(Sumber Gambar : http://smkihyaululumdukun.sch.id/artikel-72-stop-bibitbibit-premanisme-di-sekolah.html)
***
Tak ada yang bisa menyanggah pendapat segelintir siswa kelas x salah satu Sekolah Menengah Atas di Enrekang itu ketika saya coba lontarkan pertanyaan seputar peran dan
tugas Guru BK di sekolah. Hampir seluruhnya sepakat bahwa penegak kedisiplinan plus penjaga keamanan di lingkungan
sekolah adalah Guru BK. Para siswa tersebut satu per satu membeberkan alasan
yang bikin merinding. Ya, rata-rata mengakui pernah berurusan dan mendapat
perlakuan kurang menyenangkan dari Guru BK.
Lagi dan lagi, untuk ketiga kalinya magang saya selama kuliah tidak mendapat jawaban yang berbeda. Semua intinya sama. Pertanyaan singkat itu semakin menenggelamkan semangat dan semboyan Guru BK sebagai “Jantungnya Sekolah”. Di sisi lain, tidak mungkin menyalahkan siswa yang dengan tegas memberi stigma negatif terhadap tugas Guru BK. Lalu, bagaimana seharusnya tugas Guru BK?
Konselor dalam hal ini Guru BK di sekolah mau tidak
mau harus menguasai empat kompetensi dasar yaitu; pedagogik, kepribadian,
sosial, dan profesional (Prayitno:2017).
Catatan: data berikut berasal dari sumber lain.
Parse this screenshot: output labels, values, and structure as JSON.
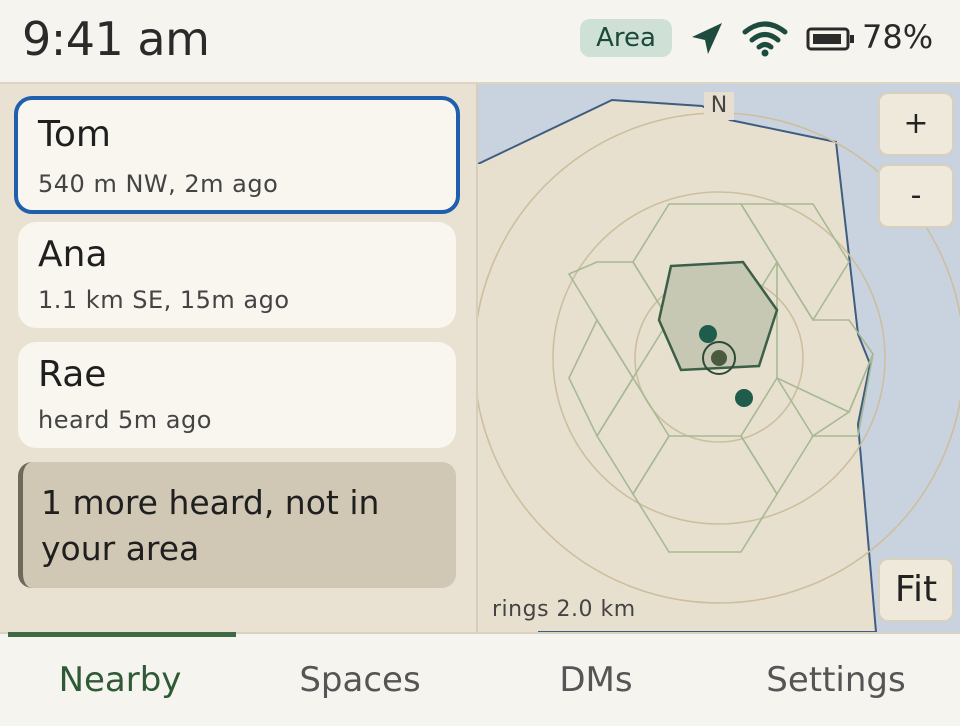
{
  "status_bar": {
    "time": "9:41 am",
    "mode_badge": "Area",
    "battery_percent": "78%",
    "icons": [
      "location-arrow-icon",
      "wifi-icon",
      "battery-icon"
    ]
  },
  "people": [
    {
      "name": "Tom",
      "detail": "540 m NW, 2m ago",
      "selected": true
    },
    {
      "name": "Ana",
      "detail": "1.1 km SE, 15m ago",
      "selected": false
    },
    {
      "name": "Rae",
      "detail": "heard 5m ago",
      "selected": false
    }
  ],
  "more_notice": "1 more heard, not in your area",
  "map": {
    "compass": "N",
    "zoom_in_label": "+",
    "zoom_out_label": "-",
    "fit_label": "Fit",
    "scale_text": "rings 2.0 km"
  },
  "tabs": [
    {
      "label": "Nearby",
      "active": true
    },
    {
      "label": "Spaces",
      "active": false
    },
    {
      "label": "DMs",
      "active": false
    },
    {
      "label": "Settings",
      "active": false
    }
  ],
  "colors": {
    "accent": "#1f5fae",
    "active_tab": "#2f5a36",
    "badge_bg": "#cfe0d6",
    "map_land": "#e8e0cf",
    "map_water": "#c9d3df",
    "peer_dot": "#1f5c4b"
  }
}
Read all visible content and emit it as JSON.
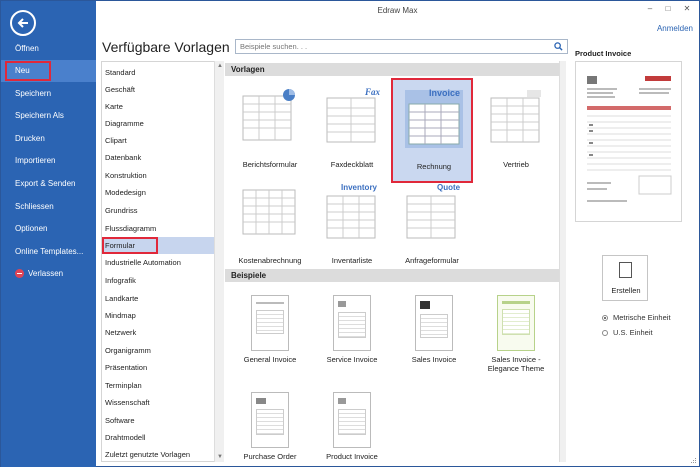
{
  "window": {
    "title": "Edraw Max",
    "signin": "Anmelden",
    "minimize_glyph": "–",
    "maximize_glyph": "□",
    "close_glyph": "✕"
  },
  "sidebar": {
    "back_icon": "back-arrow-icon",
    "items": [
      {
        "label": "Öffnen"
      },
      {
        "label": "Neu",
        "active": true
      },
      {
        "label": "Speichern"
      },
      {
        "label": "Speichern Als"
      },
      {
        "label": "Drucken"
      },
      {
        "label": "Importieren"
      },
      {
        "label": "Export & Senden"
      },
      {
        "label": "Schliessen"
      },
      {
        "label": "Optionen"
      },
      {
        "label": "Online Templates..."
      },
      {
        "label": "Verlassen",
        "icon": "exit-icon"
      }
    ]
  },
  "main": {
    "heading": "Verfügbare Vorlagen",
    "search_placeholder": "Beispiele suchen. . .",
    "categories": [
      "Standard",
      "Geschäft",
      "Karte",
      "Diagramme",
      "Clipart",
      "Datenbank",
      "Konstruktion",
      "Modedesign",
      "Grundriss",
      "Flussdiagramm",
      "Formular",
      "Industrielle Automation",
      "Infografik",
      "Landkarte",
      "Mindmap",
      "Netzwerk",
      "Organigramm",
      "Präsentation",
      "Terminplan",
      "Wissenschaft",
      "Software",
      "Drahtmodell",
      "Zuletzt genutzte Vorlagen"
    ],
    "selected_category": "Formular",
    "templates_header": "Vorlagen",
    "templates": [
      {
        "label": "Berichtsformular",
        "thumb_text": ""
      },
      {
        "label": "Faxdeckblatt",
        "thumb_text": "Fax"
      },
      {
        "label": "Rechnung",
        "thumb_text": "Invoice",
        "selected": true
      },
      {
        "label": "Vertrieb",
        "thumb_text": ""
      },
      {
        "label": "Kostenabrechnung",
        "thumb_text": ""
      },
      {
        "label": "Inventarliste",
        "thumb_text": "Inventory"
      },
      {
        "label": "Anfrageformular",
        "thumb_text": "Quote"
      }
    ],
    "examples_header": "Beispiele",
    "examples": [
      {
        "label": "General Invoice"
      },
      {
        "label": "Service Invoice"
      },
      {
        "label": "Sales Invoice"
      },
      {
        "label": "Sales Invoice - Elegance Theme"
      },
      {
        "label": "Purchase Order"
      },
      {
        "label": "Product Invoice"
      }
    ]
  },
  "preview": {
    "title": "Product Invoice",
    "create_label": "Erstellen",
    "units": [
      {
        "label": "Metrische Einheit",
        "checked": true
      },
      {
        "label": "U.S. Einheit",
        "checked": false
      }
    ]
  },
  "colors": {
    "sidebar": "#2b64b3",
    "accent": "#2b64b3",
    "highlight": "#e0283a"
  }
}
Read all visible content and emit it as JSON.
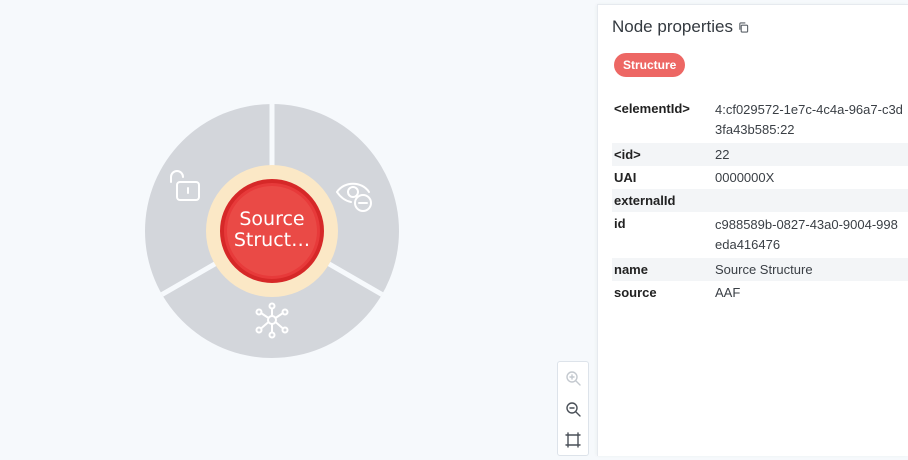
{
  "graph": {
    "node_label_line1": "Source",
    "node_label_line2": "Struct…",
    "node_color": "#e73a3a",
    "node_halo_color": "#fbe8c6",
    "ring_color": "#d3d6db",
    "ring_icons": [
      "unlock-icon",
      "eye-hide-icon",
      "expand-graph-icon"
    ]
  },
  "zoom": {
    "icons": [
      "zoom-in-icon",
      "zoom-out-icon",
      "fit-to-screen-icon"
    ]
  },
  "panel": {
    "title": "Node properties",
    "label_chip": "Structure",
    "label_chip_color": "#ed6764",
    "properties": [
      {
        "key": "<elementId>",
        "value": "4:cf029572-1e7c-4c4a-96a7-c3d3fa43b585:22"
      },
      {
        "key": "<id>",
        "value": "22"
      },
      {
        "key": "UAI",
        "value": "0000000X"
      },
      {
        "key": "externalId",
        "value": ""
      },
      {
        "key": "id",
        "value": "c988589b-0827-43a0-9004-998eda416476"
      },
      {
        "key": "name",
        "value": "Source Structure"
      },
      {
        "key": "source",
        "value": "AAF"
      }
    ]
  }
}
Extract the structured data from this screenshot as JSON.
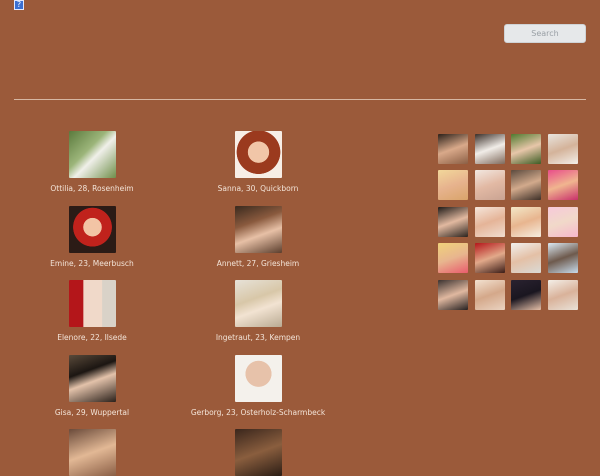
{
  "header": {
    "search_placeholder": "Search"
  },
  "profiles": [
    {
      "caption": "Ottilia, 28, Rosenheim"
    },
    {
      "caption": "Sanna, 30, Quickborn"
    },
    {
      "caption": "Emine, 23, Meerbusch"
    },
    {
      "caption": "Annett, 27, Griesheim"
    },
    {
      "caption": "Elenore, 22, Ilsede"
    },
    {
      "caption": "Ingetraut, 23, Kempen"
    },
    {
      "caption": "Gisa, 29, Wuppertal"
    },
    {
      "caption": "Gerborg, 23, Osterholz-Scharmbeck"
    },
    {
      "caption": ""
    },
    {
      "caption": ""
    }
  ],
  "colors": {
    "background": "#9b5a3a",
    "text": "#f3e4d8",
    "divider": "#d6b7a3"
  }
}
Dengan demikian, apabila salah satu kompetensi dasar
tersebut tidak dimiliki oleh Guru BK, tentu tindakan dalam pelayanannya akan
mengarah kepada tindakan kekerasan, baik itu secara fisik maupun dalam bentuk
verbal. Bahkan, tidak jarang Guru BK lebih dikenal sebagai “Polisi Sekolah”.
Ada beberapa faktor yang saya kira menjadi penyebab
mengapa tugas dan peran Guru BK tidak maksimal dan cenderung “Keluar Jalur”. Diantaranya
adalah ketidaksiapan Guru BK dalam melaksanakan program layanan yang telah
disusun. Seperti diketahui, layanan BK memiliki berbagai bidang layanan, salah
satunya BK pribadi dan sosial. Dimana, setiap individu memiliki keunikan
tersendiri yang semestinya dipahami oleh Guru BK. Tentu tidak efektif apabila
menghadapi berbagai macam karakter siswa dengan hanya menerapkan satu bentuk
layanan saja. Pendekatan yang dilakukan tidak bisa disamakan dengan karakter siswa
yang satu dengan yang lainnya. Dalam hal ini, Guru BK dituntut untuk tetap
profesional meski sangat manusiawi ketika diuji kesabarannya menghadapi siswa
yang urakan dan berperilaku agresif.
Faktor lain yang juga berpengaruh adalah kerjasama
yang kurang apik antara Guru BK dan pihak sekolah. Sering terjadi Guru BK
melakukan pekerjaan multitasking. Semua
peran, tugas, dipikul sekaligus oleh Guru BK. Dampaknya adalah ketidakefektifan
layanan BK terhadap siswa. Misal, masalah kedisiplinan yang harusnya menjadi
fokus wakil kepala sekolah bagian kesiswaan dilimpahkan kepada Guru BK. Begitu pula
dengan penegakan peraturan dan kedisiplinan di lingkungan sekolah. Padahal,
Guru BK tidak hanya dituntut melayani siswa yang bermasalah saja, tetapi banyak
juga siswa yang membutuhkan bimbingan terkait karir dan bidang belajarnya.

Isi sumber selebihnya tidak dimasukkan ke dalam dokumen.